ISLAMABAD: The Privatization Commission Board on Monday approved the initiation of the process to hire financial advisers (FAs) for the privatisation of Zarai Taraqiati Bank Ltd (ZTBL) and the Utility Stores Corporation (USC), marking a significant step in the government’s ongoing privatisation efforts.
The decision was made during a meeting chaired by Minister for Privatization and Chairman of the Privatization Commission, Abdul Aleem Khan. The board agreed to proceed with selecting financial advisors from a pre-qualified panel, a move aimed at ensuring transparency and efficiency in the privatization process.
A senior official from the Privatization Commission told “The News” that following the approval, requests for proposals (RFPs) will be sent to the shortlisted financial advisors. “Once the RFPs are issued, these advisors will submit their reports to the commission. These reports will be carefully reviewed, and the commission will select financial advisors for these proposed transactions based on the evaluations,” the official said.

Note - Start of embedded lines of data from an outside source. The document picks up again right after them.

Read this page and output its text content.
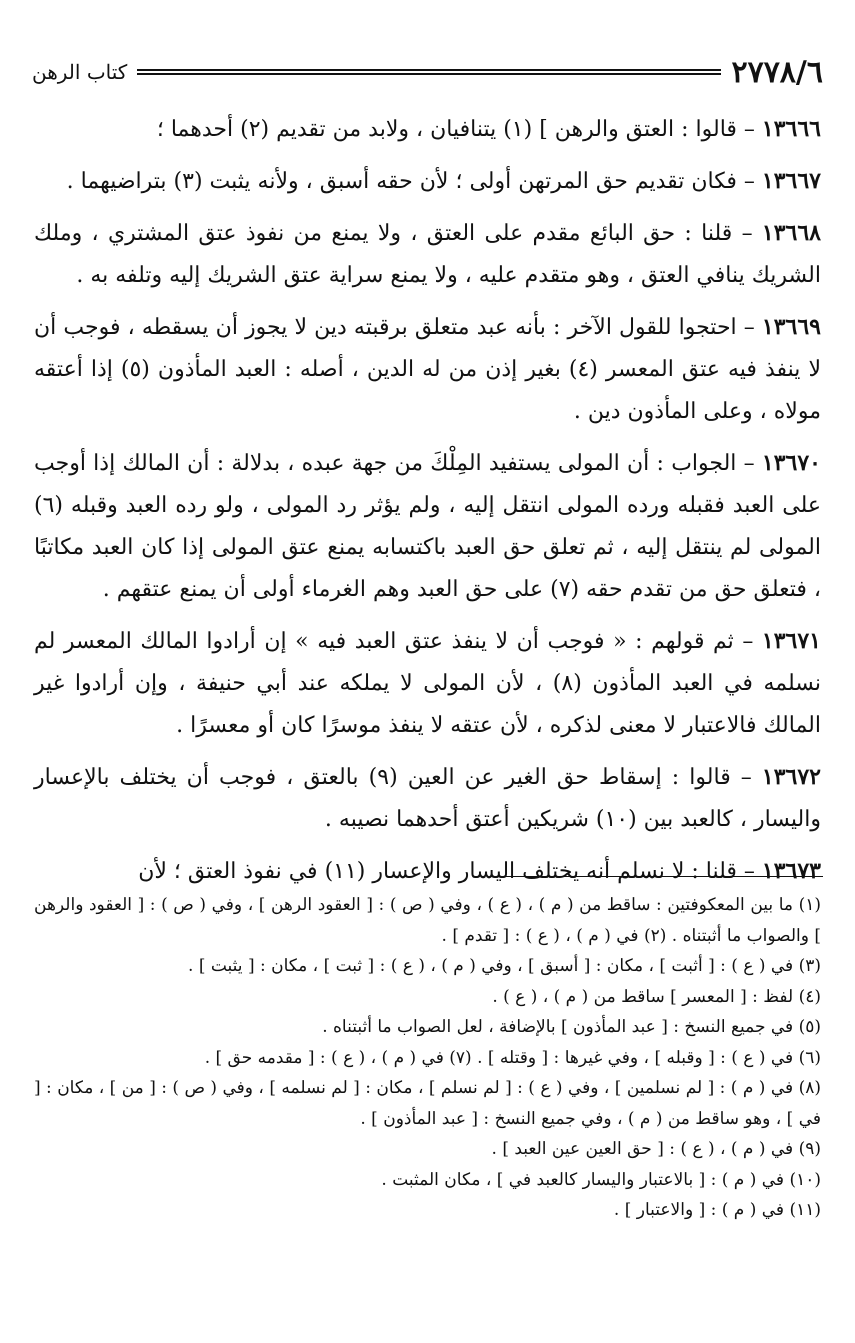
٢٧٧٨/٦
كتاب الرهن

١٣٦٦٦ – قالوا : العتق والرهن ] (١) يتنافيان ، ولابد من تقديم (٢) أحدهما ؛

١٣٦٦٧ – فكان تقديم حق المرتهن أولى ؛ لأن حقه أسبق ، ولأنه يثبت (٣) بتراضيهما .

١٣٦٦٨ – قلنا : حق البائع مقدم على العتق ، ولا يمنع من نفوذ عتق المشتري ، وملك الشريك ينافي العتق ، وهو متقدم عليه ، ولا يمنع سراية عتق الشريك إليه وتلفه به .

١٣٦٦٩ – احتجوا للقول الآخر : بأنه عبد متعلق برقبته دين لا يجوز أن يسقطه ، فوجب أن لا ينفذ فيه عتق المعسر (٤) بغير إذن من له الدين ، أصله : العبد المأذون (٥) إذا أعتقه مولاه ، وعلى المأذون دين .

١٣٦٧٠ – الجواب : أن المولى يستفيد المِلْكَ من جهة عبده ، بدلالة : أن المالك إذا أوجب على العبد فقبله ورده المولى انتقل إليه ، ولم يؤثر رد المولى ، ولو رده العبد وقبله (٦) المولى لم ينتقل إليه ، ثم تعلق حق العبد باكتسابه يمنع عتق المولى إذا كان العبد مكاتبًا ، فتعلق حق من تقدم حقه (٧) على حق العبد وهم الغرماء أولى أن يمنع عتقهم .

١٣٦٧١ – ثم قولهم : « فوجب أن لا ينفذ عتق العبد فيه » إن أرادوا المالك المعسر لم نسلمه في العبد المأذون (٨) ، لأن المولى لا يملكه عند أبي حنيفة ، وإن أرادوا غير المالك فالاعتبار لا معنى لذكره ، لأن عتقه لا ينفذ موسرًا كان أو معسرًا .

١٣٦٧٢ – قالوا : إسقاط حق الغير عن العين (٩) بالعتق ، فوجب أن يختلف بالإعسار واليسار ، كالعبد بين (١٠) شريكين أعتق أحدهما نصيبه .

١٣٦٧٣ – قلنا : لا نسلم أنه يختلف اليسار والإعسار (١١) في نفوذ العتق ؛ لأن

(١) ما بين المعكوفتين : ساقط من ( م ) ، ( ع ) ، وفي ( ص ) : [ العقود الرهن ] ، وفي ( ص ) : [ العقود والرهن ] والصواب ما أثبتناه . (٢) في ( م ) ، ( ع ) : [ تقدم ] .

(٣) في ( ع ) : [ أثبت ] ، مكان : [ أسبق ] ، وفي ( م ) ، ( ع ) : [ ثبت ] ، مكان : [ يثبت ] .

(٤) لفظ : [ المعسر ] ساقط من ( م ) ، ( ع ) .

(٥) في جميع النسخ : [ عبد المأذون ] بالإضافة ، لعل الصواب ما أثبتناه .

(٦) في ( ع ) : [ وقبله ] ، وفي غيرها : [ وقتله ] . (٧) في ( م ) ، ( ع ) : [ مقدمه حق ] .

(٨) في ( م ) : [ لم نسلمين ] ، وفي ( ع ) : [ لم نسلم ] ، مكان : [ لم نسلمه ] ، وفي ( ص ) : [ من ] ، مكان : [ في ] ، وهو ساقط من ( م ) ، وفي جميع النسخ : [ عبد المأذون ] .

(٩) في ( م ) ، ( ع ) : [ حق العين عين العبد ] .

(١٠) في ( م ) : [ بالاعتبار واليسار كالعبد في ] ، مكان المثبت .

(١١) في ( م ) : [ والاعتبار ] .
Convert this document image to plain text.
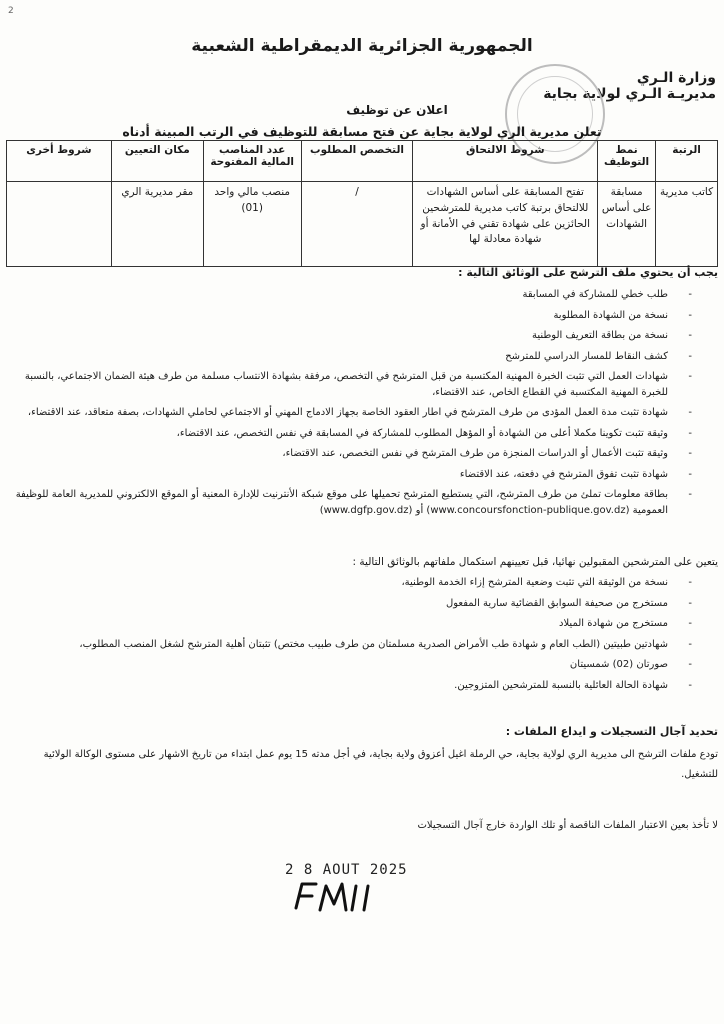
2
الجمهورية الجزائرية الديمقراطية الشعبية
وزارة الـري
مديريـة الـري لولاية بجاية
اعلان عن توظيف
تعلن مديرية الري لولاية بجاية عن فتح مسابقة للتوظيف في الرتب المبينة أدناه
الرتبة	نمط التوظيف	شروط الالتحاق	التخصص المطلوب	عدد المناصب المالية المفتوحة	مكان التعيين	شروط أخرى
كاتب مديرية	مسابقة على أساس الشهادات	تفتح المسابقة على أساس الشهادات للالتحاق برتبة كاتب مديرية للمترشحين الحائزين على شهادة تقني في الأمانة أو شهادة معادلة لها	/	منصب مالي واحد (01)	مقر مديرية الري	
يجب أن يحتوي ملف الترشح على الوثائق التالية :
- طلب خطي للمشاركة في المسابقة
- نسخة من الشهادة المطلوبة
- نسخة من بطاقة التعريف الوطنية
- كشف النقاط للمسار الدراسي للمترشح
- شهادات العمل التي تثبت الخبرة المهنية المكتسبة من قبل المترشح في التخصص، مرفقة بشهادة الانتساب مسلمة من طرف هيئة الضمان الاجتماعي، بالنسبة للخبرة المهنية المكتسبة في القطاع الخاص، عند الاقتضاء،
- شهادة تثبت مدة العمل المؤدى من طرف المترشح في اطار العقود الخاصة بجهاز الادماج المهني أو الاجتماعي لحاملي الشهادات، بصفة متعاقد، عند الاقتضاء،
- وثيقة تثبت تكوينا مكملا أعلى من الشهادة أو المؤهل المطلوب للمشاركة في المسابقة في نفس التخصص، عند الاقتضاء،
- وثيقة تثبت الأعمال أو الدراسات المنجزة من طرف المترشح في نفس التخصص، عند الاقتضاء،
- شهادة تثبت تفوق المترشح في دفعته، عند الاقتضاء
- بطاقة معلومات تملئ من طرف المترشح، التي يستطيع المترشح تحميلها على موقع شبكة الأنترنيت للإدارة المعنية أو الموقع الالكتروني للمديرية العامة للوظيفة العمومية (www.concoursfonction-publique.gov.dz) أو (www.dgfp.gov.dz)
يتعين على المترشحين المقبولين نهائيا، قبل تعيينهم استكمال ملفاتهم بالوثائق التالية :
- نسخة من الوثيقة التي تثبت وضعية المترشح إزاء الخدمة الوطنية،
- مستخرج من صحيفة السوابق القضائية سارية المفعول
- مستخرج من شهادة الميلاد
- شهادتين طبيتين (الطب العام و شهادة طب الأمراض الصدرية مسلمتان من طرف طبيب مختص) تثبتان أهلية المترشح لشغل المنصب المطلوب،
- صورتان (02) شمسيتان
- شهادة الحالة العائلية بالنسبة للمترشحين المتزوجين.
تحديد آجال التسجيلات و ايداع الملفات :
تودع ملفات الترشح الى مديرية الري لولاية بجاية، حي الرملة اغيل أعزوق ولاية بجاية، في أجل مدته 15 يوم عمل ابتداء من تاريخ الاشهار على مستوى الوكالة الولائية للتشغيل.
لا تأخذ بعين الاعتبار الملفات الناقصة أو تلك الواردة خارج آجال التسجيلات
2 8 AOUT 2025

ZTBL, Pakistan’s premier agricultural development bank, and the USC, a state-owned retail enterprise, have long been on the list of public-sector entities slated for privatization. The hiring of financial advisors will facilitate the technical evaluation and financial structuring necessary to move forward with the sale of these state-owned enterprises.
In addition to ZTBL and USC, the board also reviewed the hiring process of financial advisors for private sector participation in three electricity distribution companies (DISCOs): Gujranwala Electric Power Company (Gepco), Faisalabad Electric Supply Company (Fesco), and Islamabad Electric Supply Company (Iesco). These DISCOs have faced mounting financial and operational challenges, and privatization has been suggested as a solution to improve their efficiency and service delivery.
The Privatization Commission Board considered a report from its evaluation committee and decided to move forward with hiring financial advisors from the same pre-qualified panel. The process will follow the guidelines established under Regulation 3(2)(c) of the Privatization Commission (Hiring of Financial Advisers) Regulations, 2018.
However, uncertainty persists regarding the fate of the USC. During a Senate Standing Committee meeting on Industries and Production held last Friday, top officials from the Ministry of Industries and Production, along with the managing director of the USC, expressed confusion over whether the government plans to privatize the corporation or restructure it. This uncertainty has left USC employees and stakeholders unclear about the future of the organization.
Despite the lack of clarity surrounding the USC’s privatisation, the government appears committed to pushing forward with its broader privatisation agenda. The government’s privatization program, aimed at improving public sector efficiency and raising funds, has been a focal point of its economic reform agenda. The hiring of financial advisors represents the next critical phase in this process.